Photo: Jon Stroud
With so many terms to get your head around, it can be tough to make sense of insurance policies. Luckily, Claire Perry, policy administrator for KBIS, is on hand to debunk the difference between market value, sum insured and purchase price. She says…
“Let’s start with market value – this is the amount you think your horse would be worth in the current market. It’ll be the same as the purchase price if you bought him recently, but may differ if you’ve owned him for some time. This is because you may have increased his value by educating him further, or perhaps as he’s aged he may now be worth less. To decide on the market value of a horse you’ve owned for some time, the best thing to do is look at horses for sale who are of a similar age, breed, type and level of work.

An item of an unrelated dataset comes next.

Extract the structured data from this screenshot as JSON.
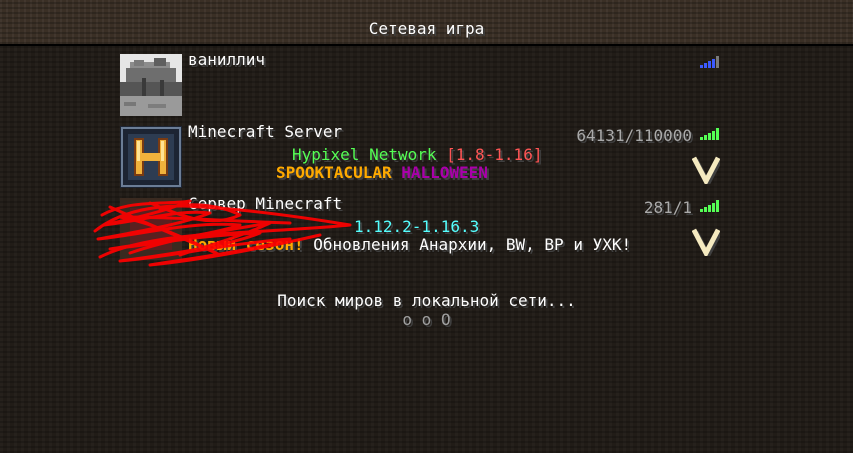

“Now, the value you insure your horse for – also called the sum insured – has to reflect his current market value, but it doesn’t always have to be exactly the same amount. Some companies allow you to slightly underinsure your horse in order to bring down the premium. It’s an option worth looking into if the main reason you’re looking to insure is for cover elements, such as vet fees and public liability.
“It’s not possible to insure your horse for more than you bought him for if he’s a recent purchase. This is because insurance is there to prevent financial loss, so you aren’t able to get back more than you spent. If, six months down the line, he’s improved and developed, and feel he would be worth more than you paid, you can increase his value on the insurance policy to reflect this.”
Bear in mind that increasing your horse’s value through your insurance will also raise your premiums.